J'y débarquais vers 19h pour exposer ma requête. Et voilà qu’à ma plus grande surprise, j’y apprenais qu'un réseau ivoirien de trafic de documents venait d'être démantelé par la police ! Certains de ses acteurs avaient été expulsés du territoire mauritanien, d'autres étaient toujours en prison. Un immeuble où résidaient des ivoiriens venait d'être évacué dans la foulée…« Comment s’appelle votre collègue ? », me demanda le représentant de la Caritas. Je lui en communiquai les nom et prénom, il consulta ses archives pour me confirmer que, oui, elle avait bel et bien sollicité leur assistance il y des semaines de cela. En conséquence et selon leurs principes, elle avait été introduite auprès du président de l'association des Ivoiriens qui l'aurait peut-être hébergée. Quoiqu’il en fût, ma demande serait diligentée auprès du directeur, il me fallait patienter en l’attente d'une décision.
De retour à ma chambre, dîner en main, je me restaurai avec ma collègue, tout en discutant de ces développements qui nous amenaient de surprise en surprise. Vers 21h, le propriétaire des lieux vint nous prévenir qu'elle ne passerait pas la nuit dans ses locaux. « Va dormir à Caritas », enjoignai-je alors mon amie, « nous y règlerons le problème demain à tête reposée avec les prêtres ». Elle prit un taxi en direction de l'organisation catholique et nous nous quittâmes ainsi, convenant que je passerai le matin la récupérer afin que nous puissions reprendre notre enquête commune.
De retour à Caritas le matin vers 9h, j’y fus stupéfait d’apprendre que ma collègue ne s’était pas présentée à leurs locaux. Je patientais en vain jusqu'à midi. Sachant que le curé ne travaillait pas ce jour-là, je demandai à le rencontrer mais on m’informa que celui-ci allait se rendre en délégation à Rosso-Sénégal et qu’il ne serait de retour que dans une semaine. Inquiet sur le sort de mon amie et me souvenant qu’elle avait émis l’hypothèse d’un retour en Côte d’Ivoire, vu les difficultés qu’elle vivait actuellement, je me rendis à l'Organisation Mondiale de l'Immigration (OIM).

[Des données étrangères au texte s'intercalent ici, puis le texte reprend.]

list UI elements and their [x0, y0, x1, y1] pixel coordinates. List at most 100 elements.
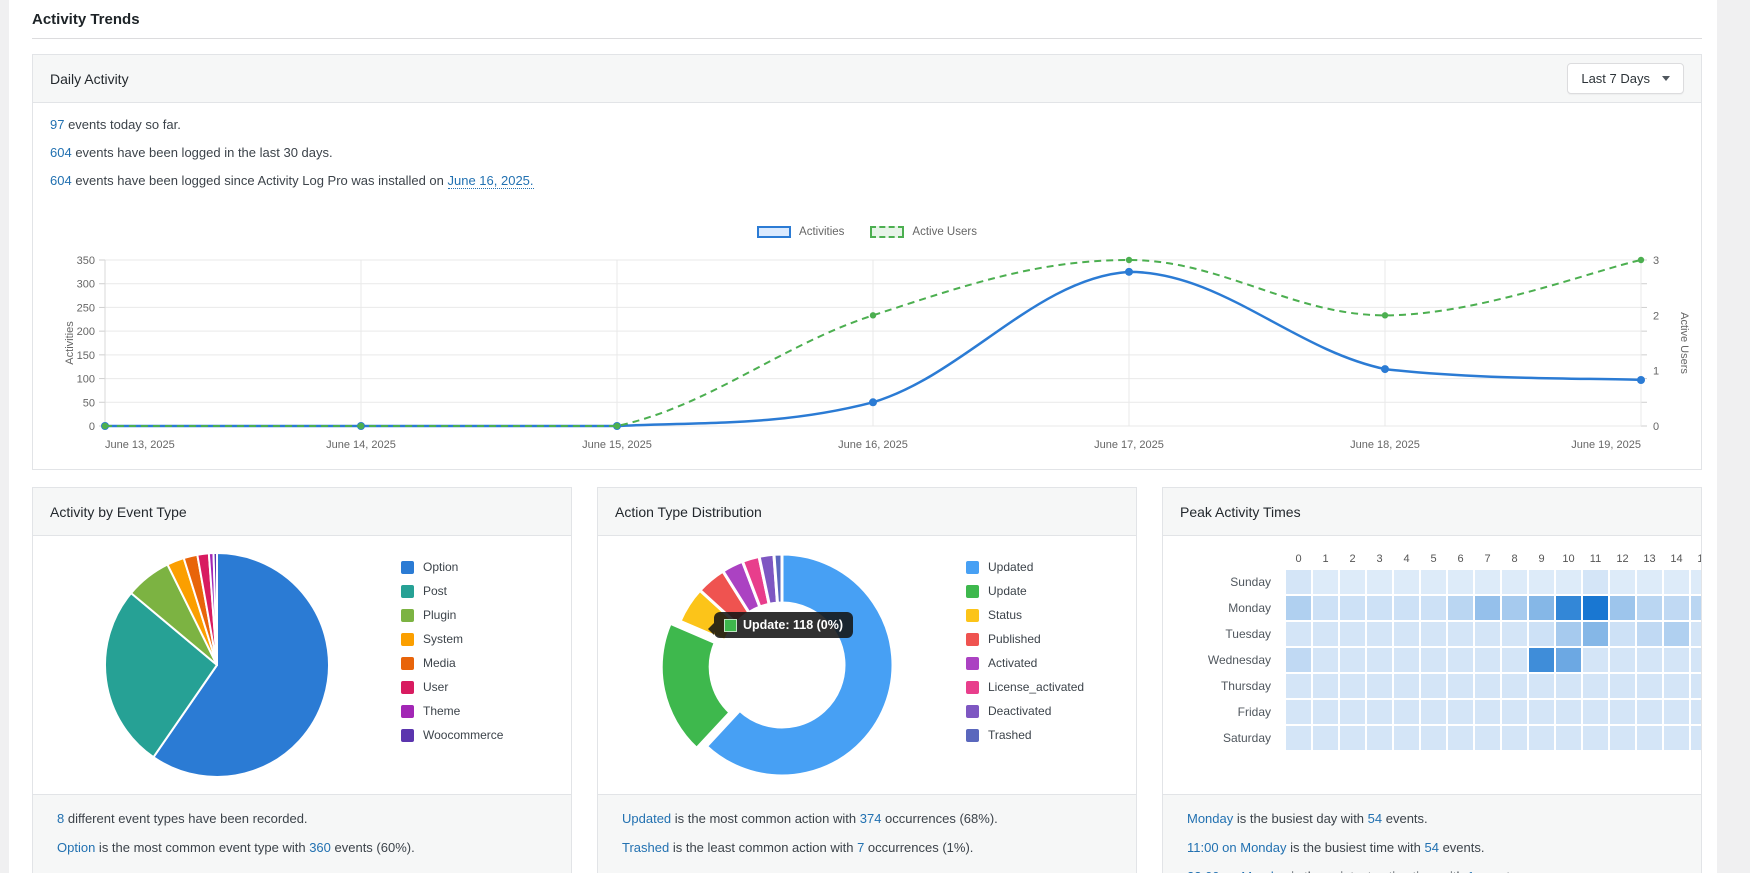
heatmap-cell	[1637, 622, 1662, 646]
heatmap-cell	[1286, 700, 1311, 724]
heatmap-cell	[1313, 726, 1338, 750]
legend-swatch	[401, 657, 414, 670]
heatmap-cell	[1583, 700, 1608, 724]
legend-item-plugin[interactable]: Plugin	[401, 608, 571, 622]
heatmap-hour-label: 5	[1421, 550, 1446, 568]
heatmap-cell	[1583, 726, 1608, 750]
tooltip-text: Update: 118 (0%)	[743, 618, 843, 632]
legend-item-media[interactable]: Media	[401, 656, 571, 670]
heatmap-cell	[1637, 648, 1662, 672]
pie-slice-update[interactable]	[661, 623, 730, 748]
heatmap-cell	[1448, 596, 1473, 620]
heatmap-hour-label: 14	[1664, 550, 1689, 568]
stat-line: 604 events have been logged in the last …	[50, 144, 1684, 161]
legend-item-activities[interactable]: Activities	[757, 226, 844, 238]
legend-item-published[interactable]: Published	[966, 632, 1136, 646]
peak-times-panel: Peak Activity Times 01234567891011121314…	[1162, 487, 1702, 873]
heatmap-hour-label: 4	[1394, 550, 1419, 568]
legend-swatch	[401, 609, 414, 622]
heatmap-cell	[1610, 648, 1635, 672]
heatmap-cell	[1394, 570, 1419, 594]
heatmap-cell	[1448, 648, 1473, 672]
svg-text:2: 2	[1653, 310, 1659, 322]
heatmap-cell	[1475, 726, 1500, 750]
legend-item-post[interactable]: Post	[401, 584, 571, 598]
heatmap-cell	[1448, 700, 1473, 724]
action-type-legend: Updated Update Status Published Activated Lic…	[966, 536, 1136, 794]
date-range-select[interactable]: Last 7 Days	[1567, 63, 1684, 94]
peak-times-heatmap: 012345678910111213141516SundayMondayTues…	[1189, 550, 1701, 794]
svg-text:50: 50	[83, 397, 95, 409]
legend-item-status[interactable]: Status	[966, 608, 1136, 622]
heatmap-cell	[1610, 622, 1635, 646]
heatmap-cell	[1421, 570, 1446, 594]
heatmap-cell	[1529, 700, 1554, 724]
heatmap-cell	[1610, 700, 1635, 724]
stat-line: Monday is the busiest day with 54 events…	[1187, 811, 1677, 827]
heatmap-cell	[1556, 726, 1581, 750]
event-type-legend: Option Post Plugin System Media User Theme Wooc…	[401, 536, 571, 794]
heatmap-cell	[1448, 726, 1473, 750]
date-range-value: Last 7 Days	[1581, 71, 1650, 86]
heatmap-cell	[1421, 674, 1446, 698]
legend-item-system[interactable]: System	[401, 632, 571, 646]
legend-item-license_activated[interactable]: License_activated	[966, 680, 1136, 694]
daily-activity-panel: Daily Activity Last 7 Days 97 events tod…	[32, 54, 1702, 470]
date-link[interactable]: June 16, 2025.	[448, 173, 534, 189]
daily-activity-line-chart: 0501001502002503003500123June 13, 2025Ju…	[33, 240, 1701, 464]
svg-text:150: 150	[77, 350, 95, 362]
legend-item-trashed[interactable]: Trashed	[966, 728, 1136, 742]
stat-line: 604 events have been logged since Activi…	[50, 172, 1684, 189]
heatmap-cell	[1610, 726, 1635, 750]
page: Activity Trends Daily Activity Last 7 Da…	[0, 0, 1750, 873]
heatmap-hour-label: 12	[1610, 550, 1635, 568]
heatmap-cell	[1583, 570, 1608, 594]
heatmap-cell	[1556, 570, 1581, 594]
legend-swatch	[401, 585, 414, 598]
heatmap-cell	[1556, 674, 1581, 698]
heatmap-hour-label: 9	[1529, 550, 1554, 568]
svg-text:3: 3	[1653, 255, 1659, 267]
heatmap-cell	[1691, 570, 1701, 594]
heatmap-cell	[1529, 648, 1554, 672]
legend-item-update[interactable]: Update	[966, 584, 1136, 598]
heatmap-cell	[1475, 570, 1500, 594]
legend-item-deactivated[interactable]: Deactivated	[966, 704, 1136, 718]
legend-item-user[interactable]: User	[401, 680, 571, 694]
heatmap-hour-label: 2	[1340, 550, 1365, 568]
heatmap-cell	[1340, 674, 1365, 698]
heatmap-cell	[1394, 674, 1419, 698]
heatmap-cell	[1583, 674, 1608, 698]
legend-item-active-users[interactable]: Active Users	[870, 226, 977, 238]
heatmap-cell	[1529, 596, 1554, 620]
heatmap-cell	[1475, 622, 1500, 646]
legend-swatch	[966, 729, 979, 742]
admin-content: Activity Trends Daily Activity Last 7 Da…	[9, 0, 1717, 873]
heatmap-cell	[1529, 674, 1554, 698]
svg-text:100: 100	[77, 374, 95, 386]
heatmap-cell	[1637, 726, 1662, 750]
heatmap-cell	[1502, 622, 1527, 646]
line-chart-legend: Activities Active Users	[33, 226, 1701, 238]
heatmap-cell	[1556, 648, 1581, 672]
heatmap-cell	[1664, 570, 1689, 594]
heatmap-cell	[1691, 622, 1701, 646]
heatmap-hour-label: 10	[1556, 550, 1581, 568]
legend-item-option[interactable]: Option	[401, 560, 571, 574]
legend-item-woocommerce[interactable]: Woocommerce	[401, 728, 571, 742]
chevron-down-icon	[1662, 76, 1670, 81]
action-type-donut-chart	[657, 540, 907, 790]
legend-item-updated[interactable]: Updated	[966, 560, 1136, 574]
heatmap-cell	[1286, 648, 1311, 672]
heatmap-day-label: Saturday	[1189, 726, 1284, 750]
svg-text:Activities: Activities	[64, 321, 76, 365]
legend-item-activated[interactable]: Activated	[966, 656, 1136, 670]
tooltip-swatch	[724, 619, 737, 632]
heatmap-hour-label: 0	[1286, 550, 1311, 568]
event-type-chart-wrap	[33, 536, 401, 794]
heatmap-cell	[1610, 570, 1635, 594]
heatmap-cell	[1394, 700, 1419, 724]
svg-text:Active Users: Active Users	[1678, 312, 1690, 374]
legend-item-theme[interactable]: Theme	[401, 704, 571, 718]
action-type-footer: Updated is the most common action with 3…	[598, 794, 1136, 873]
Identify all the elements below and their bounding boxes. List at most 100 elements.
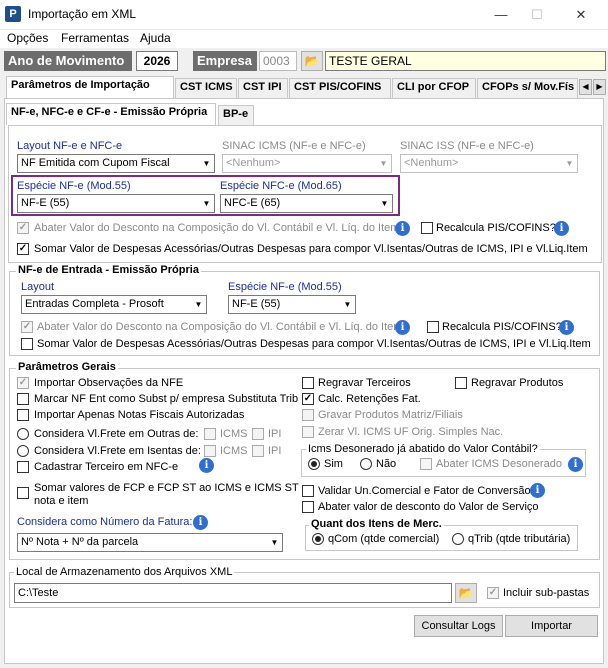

Les agents de sécurité m’y firent savoir qu'aujourd’hui, diverses femmes étaient effectivement rentrées dans leur pays. Mais c’était dimanche et il me fallait revenir demain lundi, pour obtenir des responsables du programme confirmation de leur identité. Je décidai alors de revenir à l'immeuble où j’avais rencontré ma collègue et constatai que tous ses autres locataires y étaient présents. Après avoir obtenu son numéro de téléphone, je rentrai chez moi pour m’y retrouver plus perplexe encore car sa valise, son sac et ses ustensiles de cuisine se trouvaient toujours dans ma chambre. Elle n'avait donné signe de vie à quiconque…
Cet incident n’est qu’un parmi tant d'autres vécus quotidiennement. Les conventions signées entre le Maroc et beaucoup d’États Ouest-africains comme le Sénégal ou la Côte d'Ivoire permettent aux citoyens de ces pays de circuler librement dans tout le royaume chérifien. Est-ce pour cette raison que d’intenses trafics ont vu le jour, documents d’identité –passeports surtout – se retrouvant volés et vendus comme des petits pains ? La demande pour ces documents est actuellement extrêmement forte avec le flux de migrants qui s'accentue en cette période de l'année. Les services d'immigration sauront-ils un jour mettre fin à ce fléau de la corruption dont tant de filous se partagent les parts de gâteau ?Un marché noir qui s'amplifie alors que la pauvreté fait des ravages et décime terriblement le continent africain.